Violeta Barrios de Chamorro, ex-presidente da Nicarágua e símbolo da luta pela democracia, morreu neste sábado (14) aos 95 anos, na Costa Rica. Ela foi a primeira mulher eleita presidente nas Américas e se destacou por sua atuação na pacificação da Nicarágua após anos de guerra civil. A informação foi confirmada por seus filhos, que divulgaram uma nota oficial.
“Dona Violeta faleceu em paz, cercada pelo carinho e amor de seus filhos e das pessoas que lhe proporcionaram cuidados extraordinários”, informou o comunicado da família.
Ela governou a Nicarágua entre 1990 e 1997, sendo peça fundamental no processo de reconciliação nacional. Violeta precisou se exilar na Costa Rica desde 2023, fugindo da perseguição imposta pelo regime do atual presidente Daniel Ortega.

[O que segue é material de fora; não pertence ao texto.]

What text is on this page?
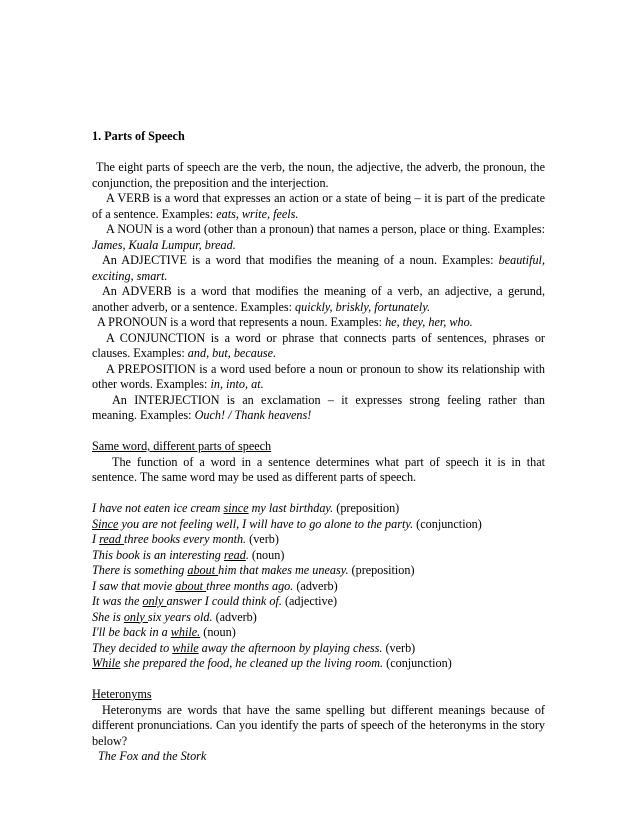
1. Parts of Speech

The eight parts of speech are the verb, the noun, the adjective, the adverb, the pronoun, the conjunction, the preposition and the interjection.

A VERB is a word that expresses an action or a state of being – it is part of the predicate of a sentence. Examples: eats, write, feels.

A NOUN is a word (other than a pronoun) that names a person, place or thing. Examples: James, Kuala Lumpur, bread.

An ADJECTIVE is a word that modifies the meaning of a noun. Examples: beautiful, exciting, smart.

An ADVERB is a word that modifies the meaning of a verb, an adjective, a gerund, another adverb, or a sentence. Examples: quickly, briskly, fortunately.

A PRONOUN is a word that represents a noun. Examples: he, they, her, who.

A CONJUNCTION is a word or phrase that connects parts of sentences, phrases or clauses. Examples: and, but, because.

A PREPOSITION is a word used before a noun or pronoun to show its relationship with other words. Examples: in, into, at.

An INTERJECTION is an exclamation – it expresses strong feeling rather than meaning. Examples: Ouch! / Thank heavens!

Same word, different parts of speech

The function of a word in a sentence determines what part of speech it is in that sentence. The same word may be used as different parts of speech.

I have not eaten ice cream since my last birthday. (preposition)
Since you are not feeling well, I will have to go alone to the party. (conjunction)
I read three books every month. (verb)
This book is an interesting read. (noun)
There is something about him that makes me uneasy. (preposition)
I saw that movie about three months ago. (adverb)
It was the only answer I could think of. (adjective)
She is only six years old. (adverb)
I'll be back in a while. (noun)
They decided to while away the afternoon by playing chess. (verb)
While she prepared the food, he cleaned up the living room. (conjunction)

Heteronyms

Heteronyms are words that have the same spelling but different meanings because of different pronunciations. Can you identify the parts of speech of the heteronyms in the story below?

The Fox and the Stork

Violeta Barrios de Chamorro enfrentava complicações decorrentes de Alzheimer e de uma embolia cerebral sofrida em 2018. Sua morte marca o fim de uma trajetória marcada pela defesa das liberdades civis e da democracia.
“Seus restos descansarão temporariamente em San José, Costa Rica, até que a Nicarágua volte a ser uma República, e seu legado patriótico possa ser honrado em um país livre e democrático”, declarou a família em nota.
O presidente do Panamá, José Raúl Mulino, prestou homenagens: “Grande dama, lutadora e democrata. À família e ao povo democrático da Nicarágua, envio sinceras condolências”, afirmou.
A trajetória de Violeta ficou marcada pela resistência à ditadura de Anastasio Somoza. Ela era viúva do jornalista Pedro Joaquín Chamorro, assassinado em 1978 por combater o regime ditatorial. Após o assassinato do marido, Violeta assumiu a direção do jornal La Prensa, um dos principais veículos de oposição.
Quando a Frente Sandinista de Libertação Nacional (FSLN) derrubou Somoza, em 1979, ela participou da Junta de Governo, mas rompeu com os sandinistas anos depois. Em 1990, venceu as eleições presidenciais pela União Nacional Opositora (UNO), derrotando Daniel Ortega.
Seu governo foi marcado pela abolição do serviço militar obrigatório, pelo desarmamento dos grupos paramilitares e pela promoção da liberdade de imprensa e dos direitos civis. Economicamente, ela abriu o país ao mercado externo, enfrentando também greves e resistência interna.
Organizações e personalidades exiladas lamentaram a morte de Violeta Barrios de Chamorro. “Dona Violeta nos lembra que nenhum exílio é eterno e que mesmo as ditaduras mais sanguinárias têm prazo de validade”, declarou Arturo McFields, ex-embaixador da Nicarágua na OEA.
A morte de Violeta representa não apenas a despedida de uma líder, mas também o encerramento de um ciclo histórico na luta pela democracia na Nicarágua e nas Américas.